Service Account Issuer (SAI) migration

In the past changing the Service Account Issuer has been a disruptive process. However since Kubernetes v1.22 you can specify multiple Service Account Issuers in the Kubernetes API Server (Docs here).

As noted in the Kubernetes Docs when the --service-account-issuer flag is specified multiple times, the first is used to generate tokens and all are used to determine which issuers are accepted.

So with this feature we can migrate to a new Service Account Issuer without disruption to cluster operations.

Note: These procedures can be adapted to enable IAM Roles for Service Accounts (IRSA) without disruption to cluster operations.

Migrate using kOps additionalServiceAccountIssuers

In kubernetes/kops#16497 kOps added support for specifying an additional Service Account Issuer. This was released in kOps v1.28.5 so it requires at least this version to follow this procedure. If you are using an earlier version you can follow the Migrate using Instancegroup Hooks procedure.

Warning: This procedure is manual. We recommend testing this on a staging cluster before proceeding on a production cluster.

In this example we are switching from master.[cluster-name].[domain] to api.internal.[cluster-name].[domain].

  1. Add new SAI as additional (existing SAI as primary) to the Cluster resource
      kubeAPIServer:
        serviceAccountIssuer: https://master.[cluster-name].[domain]
        additionalServiceAccountIssuers:
          - https://api.internal.[cluster-name].[domain]
    
  2. Apply the changes to the cluster
  3. Roll the control-plane nodes
  4. Switch the primary/secondary SAI on the Cluster resource
      kubeAPIServer:
        serviceAccountIssuer: https://api.internal.[cluster-name].[domain]
        additionalServiceAccountIssuers:
          - https://master.[cluster-name].[domain]
    
  5. Apply the changes to the cluster
  6. Roll the control-plane nodes
  7. Wait 24 hours until the dynamic SA tokens have refreshed
  8. Remove the additionalServiceAccountIssuers from the Cluster resource
  9. Apply the changes to the cluster
  10. Roll the control-plane nodes

Migrate using Instancegroup Hooks

Warning: This procedure is manual and involves some tricky modification of manifest files.
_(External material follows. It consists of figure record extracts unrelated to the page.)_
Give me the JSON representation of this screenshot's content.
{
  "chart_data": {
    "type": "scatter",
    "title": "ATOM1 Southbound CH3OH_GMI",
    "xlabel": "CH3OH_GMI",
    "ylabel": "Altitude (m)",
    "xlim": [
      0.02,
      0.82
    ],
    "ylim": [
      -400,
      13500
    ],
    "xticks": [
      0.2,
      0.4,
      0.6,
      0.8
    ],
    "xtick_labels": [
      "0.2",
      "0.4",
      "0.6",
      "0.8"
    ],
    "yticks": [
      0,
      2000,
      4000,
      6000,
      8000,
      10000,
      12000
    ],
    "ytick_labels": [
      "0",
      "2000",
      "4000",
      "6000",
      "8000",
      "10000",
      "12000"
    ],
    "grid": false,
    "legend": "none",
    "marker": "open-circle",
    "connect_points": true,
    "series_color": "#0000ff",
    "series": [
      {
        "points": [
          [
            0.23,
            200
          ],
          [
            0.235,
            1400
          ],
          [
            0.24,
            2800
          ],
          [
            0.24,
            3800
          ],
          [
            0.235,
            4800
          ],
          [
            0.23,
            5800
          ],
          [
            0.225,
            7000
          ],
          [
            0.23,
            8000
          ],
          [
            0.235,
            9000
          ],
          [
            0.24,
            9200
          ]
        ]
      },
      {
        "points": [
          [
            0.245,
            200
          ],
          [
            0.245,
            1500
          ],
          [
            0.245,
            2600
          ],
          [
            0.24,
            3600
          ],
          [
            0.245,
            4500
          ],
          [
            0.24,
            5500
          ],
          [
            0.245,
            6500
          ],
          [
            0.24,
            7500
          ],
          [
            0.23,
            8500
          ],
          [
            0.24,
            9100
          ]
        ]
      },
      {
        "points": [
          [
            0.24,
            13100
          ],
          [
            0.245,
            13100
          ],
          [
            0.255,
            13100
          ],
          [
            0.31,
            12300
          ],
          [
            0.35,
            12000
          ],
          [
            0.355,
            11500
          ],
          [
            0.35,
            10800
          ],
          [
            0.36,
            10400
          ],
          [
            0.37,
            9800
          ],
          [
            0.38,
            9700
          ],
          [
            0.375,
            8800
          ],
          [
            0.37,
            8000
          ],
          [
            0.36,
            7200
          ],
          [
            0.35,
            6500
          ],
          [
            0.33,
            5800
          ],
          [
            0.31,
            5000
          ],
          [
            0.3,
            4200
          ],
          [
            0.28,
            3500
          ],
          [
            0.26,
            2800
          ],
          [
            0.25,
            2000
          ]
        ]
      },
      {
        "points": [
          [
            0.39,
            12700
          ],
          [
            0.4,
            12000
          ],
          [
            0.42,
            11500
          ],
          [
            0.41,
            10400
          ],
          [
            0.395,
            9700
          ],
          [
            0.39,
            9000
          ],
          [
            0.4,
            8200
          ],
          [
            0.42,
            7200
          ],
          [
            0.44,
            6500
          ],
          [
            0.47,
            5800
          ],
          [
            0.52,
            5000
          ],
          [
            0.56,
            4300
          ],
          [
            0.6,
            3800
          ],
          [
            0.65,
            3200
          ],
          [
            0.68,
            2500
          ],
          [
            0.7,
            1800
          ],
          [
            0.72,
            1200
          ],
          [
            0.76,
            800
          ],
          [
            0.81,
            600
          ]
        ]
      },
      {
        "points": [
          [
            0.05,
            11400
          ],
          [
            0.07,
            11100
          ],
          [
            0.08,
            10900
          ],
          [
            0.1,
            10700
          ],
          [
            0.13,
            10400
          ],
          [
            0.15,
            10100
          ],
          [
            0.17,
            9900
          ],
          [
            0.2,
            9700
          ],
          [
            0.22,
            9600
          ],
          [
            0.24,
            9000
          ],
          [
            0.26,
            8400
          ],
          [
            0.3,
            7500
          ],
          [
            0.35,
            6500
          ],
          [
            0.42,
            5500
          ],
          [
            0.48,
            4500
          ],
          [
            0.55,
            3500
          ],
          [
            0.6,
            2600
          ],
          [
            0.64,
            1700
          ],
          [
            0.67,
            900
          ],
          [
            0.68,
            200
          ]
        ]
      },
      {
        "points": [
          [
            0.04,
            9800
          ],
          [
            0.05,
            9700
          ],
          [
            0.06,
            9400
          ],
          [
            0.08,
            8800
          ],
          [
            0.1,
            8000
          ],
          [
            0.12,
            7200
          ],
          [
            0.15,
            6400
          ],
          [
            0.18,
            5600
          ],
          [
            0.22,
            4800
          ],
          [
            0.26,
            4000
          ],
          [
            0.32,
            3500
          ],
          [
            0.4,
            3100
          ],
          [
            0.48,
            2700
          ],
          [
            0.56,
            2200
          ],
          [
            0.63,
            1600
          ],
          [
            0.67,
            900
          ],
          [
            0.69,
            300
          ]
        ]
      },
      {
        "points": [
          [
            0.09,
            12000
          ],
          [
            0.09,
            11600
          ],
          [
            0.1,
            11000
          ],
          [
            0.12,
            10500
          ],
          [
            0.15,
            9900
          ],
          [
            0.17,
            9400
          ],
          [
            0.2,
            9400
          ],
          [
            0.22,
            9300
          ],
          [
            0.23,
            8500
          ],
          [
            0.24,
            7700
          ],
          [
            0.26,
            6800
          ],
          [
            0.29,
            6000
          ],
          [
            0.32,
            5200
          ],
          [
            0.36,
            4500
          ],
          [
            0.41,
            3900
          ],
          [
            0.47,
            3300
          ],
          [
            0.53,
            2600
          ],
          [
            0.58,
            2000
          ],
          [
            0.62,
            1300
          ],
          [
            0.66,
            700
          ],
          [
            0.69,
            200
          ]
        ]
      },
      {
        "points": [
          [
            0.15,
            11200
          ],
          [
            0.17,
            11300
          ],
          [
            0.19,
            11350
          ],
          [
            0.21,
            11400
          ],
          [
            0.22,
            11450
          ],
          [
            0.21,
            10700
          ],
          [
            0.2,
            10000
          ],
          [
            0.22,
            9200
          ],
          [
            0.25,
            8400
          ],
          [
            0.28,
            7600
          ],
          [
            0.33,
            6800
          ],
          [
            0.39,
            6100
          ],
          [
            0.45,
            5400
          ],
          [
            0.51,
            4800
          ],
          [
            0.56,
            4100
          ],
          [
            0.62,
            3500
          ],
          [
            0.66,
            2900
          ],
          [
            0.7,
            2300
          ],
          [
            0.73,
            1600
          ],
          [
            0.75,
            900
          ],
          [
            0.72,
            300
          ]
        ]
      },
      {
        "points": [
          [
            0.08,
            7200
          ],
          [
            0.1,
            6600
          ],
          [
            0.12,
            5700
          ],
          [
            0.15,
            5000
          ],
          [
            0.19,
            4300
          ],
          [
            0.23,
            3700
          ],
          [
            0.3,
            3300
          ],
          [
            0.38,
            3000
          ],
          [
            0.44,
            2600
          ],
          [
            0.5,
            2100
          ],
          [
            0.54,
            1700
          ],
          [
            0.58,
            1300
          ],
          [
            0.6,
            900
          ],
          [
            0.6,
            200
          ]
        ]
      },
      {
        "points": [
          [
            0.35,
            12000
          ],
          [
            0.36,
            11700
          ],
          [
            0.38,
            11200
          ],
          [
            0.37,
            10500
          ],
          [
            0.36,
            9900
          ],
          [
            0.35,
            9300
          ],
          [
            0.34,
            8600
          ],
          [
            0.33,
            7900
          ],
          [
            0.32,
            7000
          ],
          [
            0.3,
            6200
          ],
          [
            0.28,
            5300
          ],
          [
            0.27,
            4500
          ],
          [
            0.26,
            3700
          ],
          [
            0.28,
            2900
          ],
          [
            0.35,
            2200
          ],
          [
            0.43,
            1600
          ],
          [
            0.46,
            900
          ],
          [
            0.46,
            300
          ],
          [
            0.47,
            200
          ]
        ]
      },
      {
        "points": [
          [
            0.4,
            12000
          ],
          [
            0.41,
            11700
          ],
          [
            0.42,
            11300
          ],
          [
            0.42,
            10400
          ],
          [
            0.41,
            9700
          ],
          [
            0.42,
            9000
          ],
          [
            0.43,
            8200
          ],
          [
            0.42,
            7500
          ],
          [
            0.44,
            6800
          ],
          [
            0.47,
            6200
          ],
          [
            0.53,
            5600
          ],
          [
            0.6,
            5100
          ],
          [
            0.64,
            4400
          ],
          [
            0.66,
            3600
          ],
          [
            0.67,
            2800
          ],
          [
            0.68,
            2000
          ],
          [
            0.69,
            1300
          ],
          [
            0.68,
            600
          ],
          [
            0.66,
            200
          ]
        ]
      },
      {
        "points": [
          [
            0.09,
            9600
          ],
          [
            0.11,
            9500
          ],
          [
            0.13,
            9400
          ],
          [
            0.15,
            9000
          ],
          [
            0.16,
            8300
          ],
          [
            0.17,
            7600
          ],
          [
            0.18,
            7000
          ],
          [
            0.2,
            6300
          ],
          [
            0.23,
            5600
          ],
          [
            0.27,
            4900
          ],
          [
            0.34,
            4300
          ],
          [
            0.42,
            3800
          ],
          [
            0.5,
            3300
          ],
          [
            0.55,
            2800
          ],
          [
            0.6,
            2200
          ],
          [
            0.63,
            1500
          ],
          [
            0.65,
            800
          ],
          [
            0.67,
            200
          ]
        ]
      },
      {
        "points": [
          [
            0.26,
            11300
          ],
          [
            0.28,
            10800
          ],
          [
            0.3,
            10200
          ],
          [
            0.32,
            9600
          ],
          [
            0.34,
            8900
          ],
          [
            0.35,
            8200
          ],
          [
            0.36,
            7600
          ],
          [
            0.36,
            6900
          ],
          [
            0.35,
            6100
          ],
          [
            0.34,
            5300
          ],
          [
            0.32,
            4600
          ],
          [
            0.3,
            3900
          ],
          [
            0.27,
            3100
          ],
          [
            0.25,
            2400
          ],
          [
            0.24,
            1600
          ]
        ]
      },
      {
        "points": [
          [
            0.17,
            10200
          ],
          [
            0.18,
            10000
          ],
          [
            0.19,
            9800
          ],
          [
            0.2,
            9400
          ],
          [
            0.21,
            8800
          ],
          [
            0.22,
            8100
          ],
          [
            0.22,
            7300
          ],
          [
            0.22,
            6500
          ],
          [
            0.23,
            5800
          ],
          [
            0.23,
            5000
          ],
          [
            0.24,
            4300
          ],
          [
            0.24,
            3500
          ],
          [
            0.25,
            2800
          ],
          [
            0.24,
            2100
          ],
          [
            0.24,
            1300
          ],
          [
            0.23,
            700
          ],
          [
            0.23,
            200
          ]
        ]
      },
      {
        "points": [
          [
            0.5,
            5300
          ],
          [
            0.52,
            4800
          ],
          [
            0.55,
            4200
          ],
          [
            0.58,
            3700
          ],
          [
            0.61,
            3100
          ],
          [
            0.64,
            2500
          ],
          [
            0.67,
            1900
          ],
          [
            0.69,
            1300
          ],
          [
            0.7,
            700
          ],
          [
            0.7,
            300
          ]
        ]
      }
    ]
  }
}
We recommend testing this on a staging cluster before proceeding on a production cluster.

In this example we are switching from master.[cluster-name].[domain] to api.internal.[cluster-name].[domain].

  1. Add the modify-kube-api-manifest (existing SAI as primary) hook to the control-plane InstanceGroup resources
      hooks:
      - name: modify-kube-api-manifest
        before:
          - kubelet.service
        manifest: |
          User=root
          Type=oneshot
          ExecStart=/bin/bash -c "until [ -f /etc/kubernetes/manifests/kube-apiserver.manifest ];do sleep 5;done;sed -i '/- --service-account-issuer=https:\/\/api.internal.[cluster-name].[domain]/i\ \ \ \ - --service-account-issuer=https:\/\/master.[cluster-name].[domain]' /etc/kubernetes/manifests/kube-apiserver.manifest"
    
  2. Apply the changes to the cluster
  3. Roll the control-plane nodes
  4. Update the modify-kube-api-manifest (switch the primary/secondary SAI) hook on the control-plane InstanceGroup resources
      hooks:
      - name: modify-kube-api-manifest
        before:
          - kubelet.service
        manifest: |
          User=root
          Type=oneshot
          ExecStart=/bin/bash -c "until [ -f /etc/kubernetes/manifests/kube-apiserver.manifest ];do sleep 5;done;sed -i '/- --service-account-issuer=https:\/\/api.internal.[cluster-name].[domain]/a\ \ \ \ - --service-account-issuer=https:\/\/master.[cluster-name].[domain]' /etc/kubernetes/manifests/kube-apiserver.manifest"
    
  5. Apply the changes to the cluster
  6. Roll the control-plane nodes
  7. Wait 24 hours until the dynamic SA tokens have refreshed
  8. Remove the modify-kube-api-manifest hook on the control-plane InstanceGroup resources
  9. Apply the changes to the cluster
  10. Roll the control-plane nodes

This procedure was originally posted in a GitHub issue here with inspiration from this comment.